Il maltempo ha procurato dei grossi danni all’agricoltura del nostro paese ed ora si teme che i temporali previsti soprattutto nel nord Italia aggravino la condizione dei raccolti made in Italy. Ecco le stime della Coldiretti

Il mese di luglio, ma anche quello di giugno, sono stati molto anomali e dannosi per le coltivazioni italiane. Le precipitazioni troppo scarse, unite ad una siccità molto aspra che non si registrava da anni, hanno inaridito il terreno e dimezzato il raccolto di moltissimi prodotti.

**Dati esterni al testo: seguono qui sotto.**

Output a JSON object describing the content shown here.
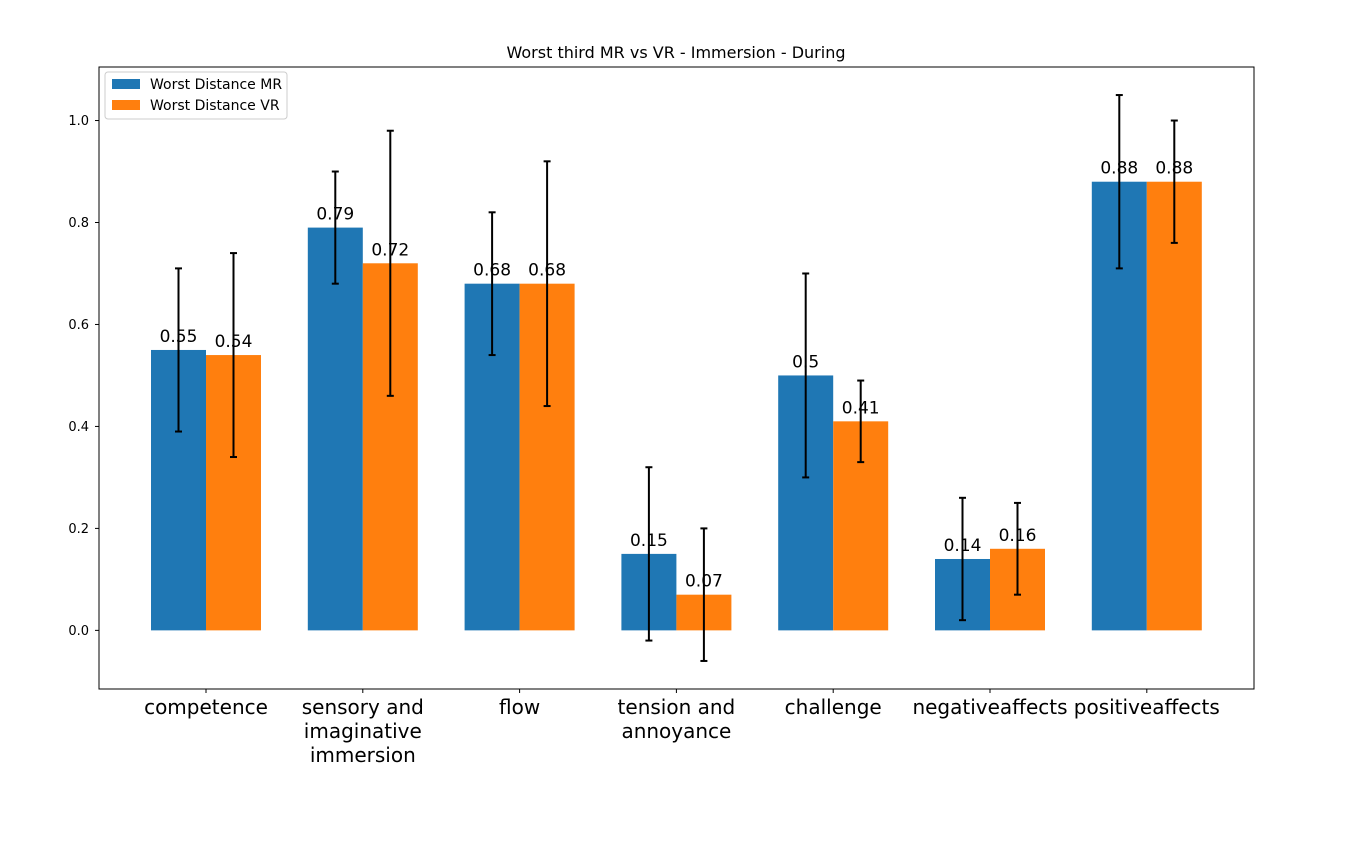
{
  "chart_data": {
    "type": "bar",
    "title": "Worst third MR vs VR - Immersion - During",
    "xlabel": "",
    "ylabel": "",
    "categories": [
      [
        "competence"
      ],
      [
        "sensory and",
        "imaginative",
        "immersion"
      ],
      [
        "flow"
      ],
      [
        "tension and",
        "annoyance"
      ],
      [
        "challenge"
      ],
      [
        "negativeaffects"
      ],
      [
        "positiveaffects"
      ]
    ],
    "series": [
      {
        "name": "Worst Distance MR",
        "color": "#1f77b4",
        "values": [
          0.55,
          0.79,
          0.68,
          0.15,
          0.5,
          0.14,
          0.88
        ],
        "labels": [
          "0.55",
          "0.79",
          "0.68",
          "0.15",
          "0.5",
          "0.14",
          "0.88"
        ],
        "errors": [
          0.16,
          0.11,
          0.14,
          0.17,
          0.2,
          0.12,
          0.17
        ]
      },
      {
        "name": "Worst Distance VR",
        "color": "#ff7f0e",
        "values": [
          0.54,
          0.72,
          0.68,
          0.07,
          0.41,
          0.16,
          0.88
        ],
        "labels": [
          "0.54",
          "0.72",
          "0.68",
          "0.07",
          "0.41",
          "0.16",
          "0.88"
        ],
        "errors": [
          0.2,
          0.26,
          0.24,
          0.13,
          0.08,
          0.09,
          0.12
        ]
      }
    ],
    "ylim": [
      -0.115,
      1.105
    ],
    "yticks": [
      0.0,
      0.2,
      0.4,
      0.6,
      0.8,
      1.0
    ],
    "ytick_labels": [
      "0.0",
      "0.2",
      "0.4",
      "0.6",
      "0.8",
      "1.0"
    ],
    "legend": "top-left",
    "grid": false
  }
}
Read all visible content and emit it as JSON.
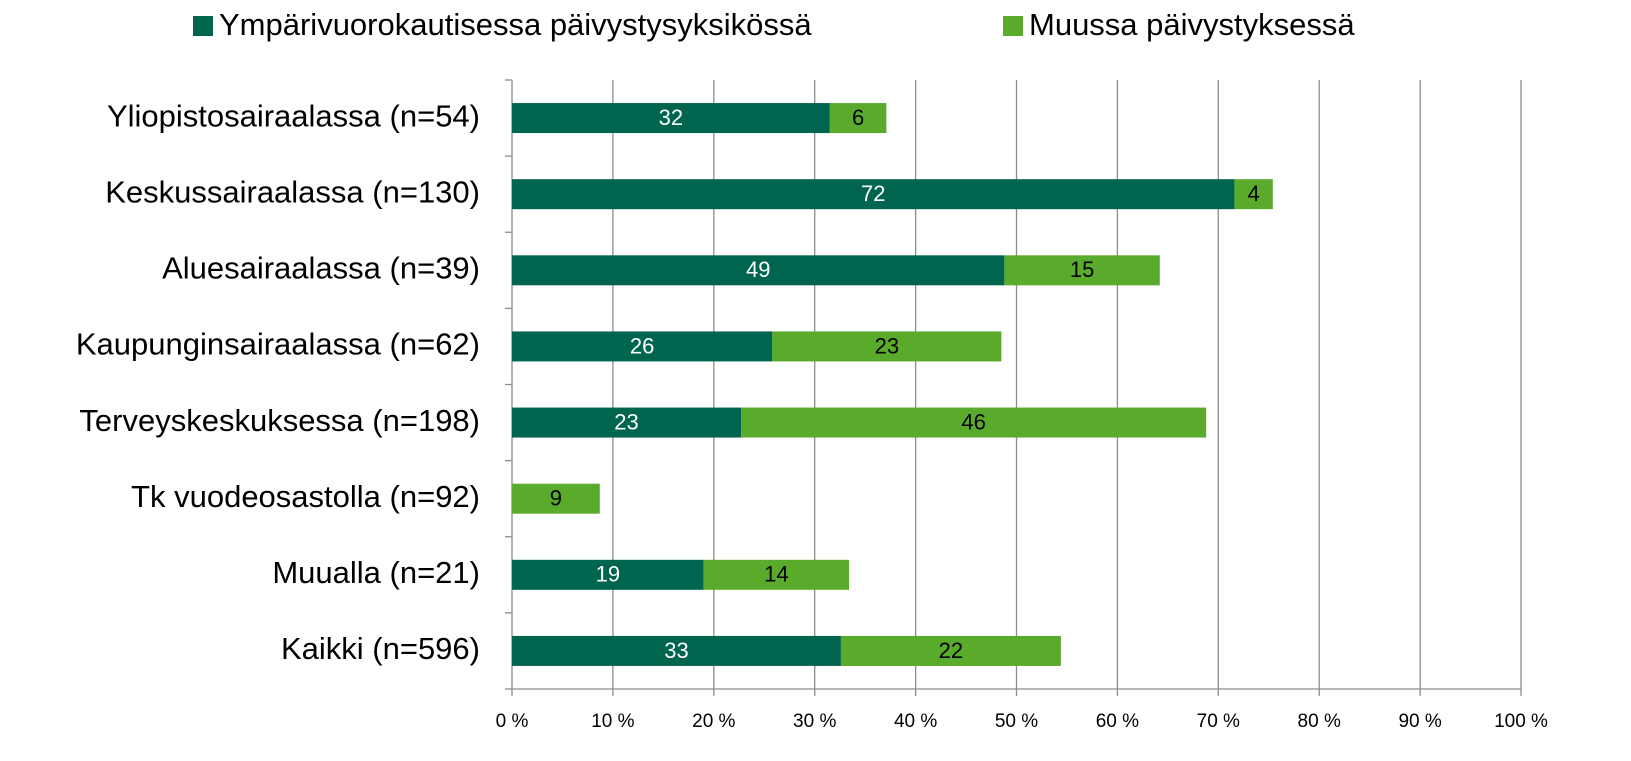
{
  "chart_data": {
    "type": "stacked-bar-horizontal",
    "categories": [
      "Yliopistosairaalassa (n=54)",
      "Keskussairaalassa (n=130)",
      "Aluesairaalassa (n=39)",
      "Kaupunginsairaalassa (n=62)",
      "Terveyskeskuksessa (n=198)",
      "Tk vuodeosastolla (n=92)",
      "Muualla (n=21)",
      "Kaikki (n=596)"
    ],
    "series": [
      {
        "name": "Ympärivuorokautisessa päivystysyksikössä",
        "color": "#00654f",
        "values": [
          31.5,
          71.6,
          48.8,
          25.8,
          22.7,
          0,
          19.0,
          32.6
        ],
        "value_labels": [
          "32",
          "72",
          "49",
          "26",
          "23",
          null,
          "19",
          "33"
        ]
      },
      {
        "name": "Muussa päivystyksessä",
        "color": "#5aab2b",
        "values": [
          5.6,
          3.8,
          15.4,
          22.7,
          46.1,
          8.7,
          14.4,
          21.8
        ],
        "value_labels": [
          "6",
          "4",
          "15",
          "23",
          "46",
          "9",
          "14",
          "22"
        ]
      }
    ],
    "xlim": [
      0,
      100
    ],
    "xticks": [
      {
        "value": 0,
        "label": "0 %"
      },
      {
        "value": 10,
        "label": "10 %"
      },
      {
        "value": 20,
        "label": "20 %"
      },
      {
        "value": 30,
        "label": "30 %"
      },
      {
        "value": 40,
        "label": "40 %"
      },
      {
        "value": 50,
        "label": "50 %"
      },
      {
        "value": 60,
        "label": "60 %"
      },
      {
        "value": 70,
        "label": "70 %"
      },
      {
        "value": 80,
        "label": "80 %"
      },
      {
        "value": 90,
        "label": "90 %"
      },
      {
        "value": 100,
        "label": "100 %"
      }
    ],
    "grid": true,
    "legend": "top"
  }
}
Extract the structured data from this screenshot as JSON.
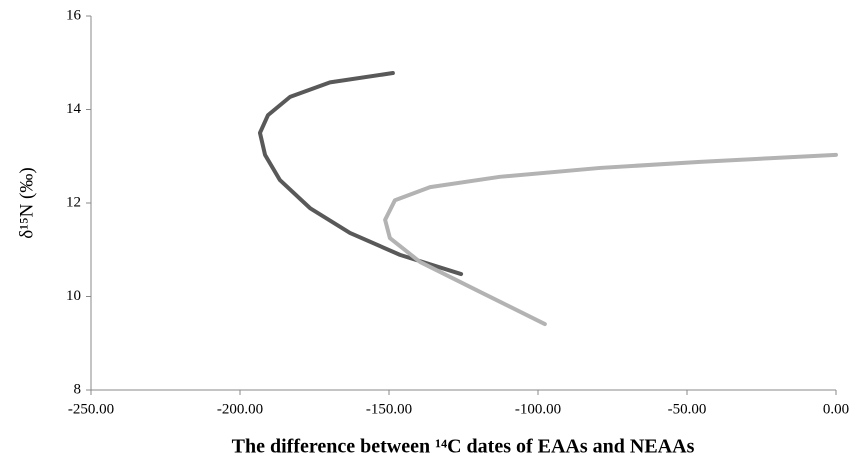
{
  "chart_data": {
    "type": "line",
    "xlabel": "The difference between ¹⁴C dates of EAAs and NEAAs",
    "ylabel": "δ¹⁵N (‰)",
    "xlim": [
      -250,
      0
    ],
    "xticks": [
      {
        "value": -250,
        "label": "-250.00"
      },
      {
        "value": -200,
        "label": "-200.00"
      },
      {
        "value": -150,
        "label": "-150.00"
      },
      {
        "value": -100,
        "label": "-100.00"
      },
      {
        "value": -50,
        "label": "-50.00"
      },
      {
        "value": 0,
        "label": "0.00"
      }
    ],
    "ylim": [
      8,
      16
    ],
    "yticks": [
      8,
      10,
      12,
      14,
      16
    ],
    "grid": false,
    "series": [
      {
        "color": "#595959",
        "x": [
          -148.7,
          -169.8,
          -183.2,
          -190.6,
          -193.3,
          -191.6,
          -186.6,
          -176.5,
          -163.1,
          -146.3,
          -125.8
        ],
        "values": [
          14.78,
          14.58,
          14.27,
          13.88,
          13.5,
          13.03,
          12.49,
          11.89,
          11.36,
          10.89,
          10.48
        ]
      },
      {
        "color": "#b3b3b3",
        "x": [
          -97.7,
          -119.5,
          -139.6,
          -149.7,
          -151.3,
          -148.0,
          -136.2,
          -112.8,
          -79.2,
          -45.6,
          0
        ],
        "values": [
          9.41,
          10.1,
          10.74,
          11.25,
          11.64,
          12.06,
          12.34,
          12.56,
          12.75,
          12.88,
          13.03
        ]
      }
    ]
  }
}
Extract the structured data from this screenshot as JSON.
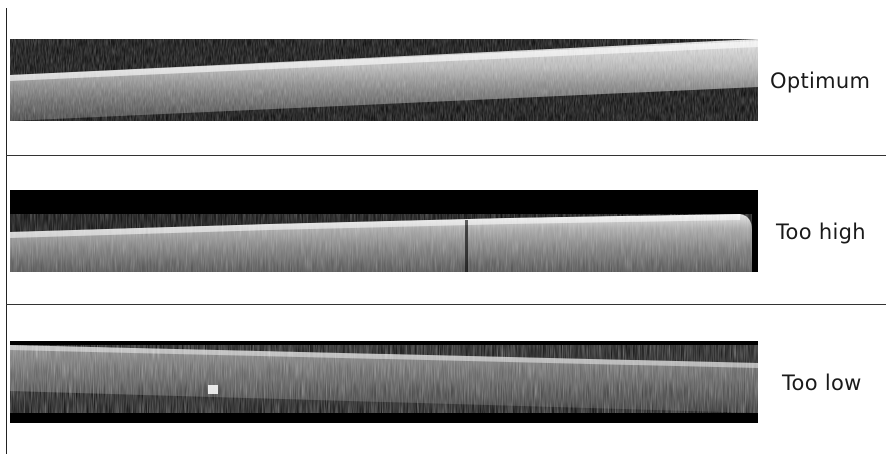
{
  "panels": [
    {
      "label": "Optimum"
    },
    {
      "label": "Too high"
    },
    {
      "label": "Too low"
    }
  ],
  "colors": {
    "background": "#ffffff",
    "panel_background": "#000000",
    "signal": "#ffffff",
    "label_text": "#1a1a1a",
    "divider": "#333333"
  }
}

Per esempio a luglio ha piovuto soltanto sul finire del mese e in seguito ad un caldo torrido. Il primo mese della stagione estiva ha riportato precipitazioni più esigue del 30 per cento rispetto agli altri anni. Le piogge oltre ad aiutare le coltivazioni, tra l’altro, sono utili per evitare gli incendi.

Molti agricoltori hanno deciso di raccogliere i prodotti della terra con anticipo, oppure hanno dovuto fare i conti con delle grosse perdite che influenzeranno anche il prezzo di parecchie materie prime. Nel dettaglio si può dire che il raccolto di pomodori sia calato del 20 per cento, mentre ci sono perdite più alte per il mais (-30%) e per la soia (-40%).

Quasi dimezzate, nel nord Italia anche le piantagioni di barbabietola da zucchero. Lievi riduzioni della produzione anche per quel che riguarda il girasole (-20 per cento) e per il latte, diminuito del 15 per cento.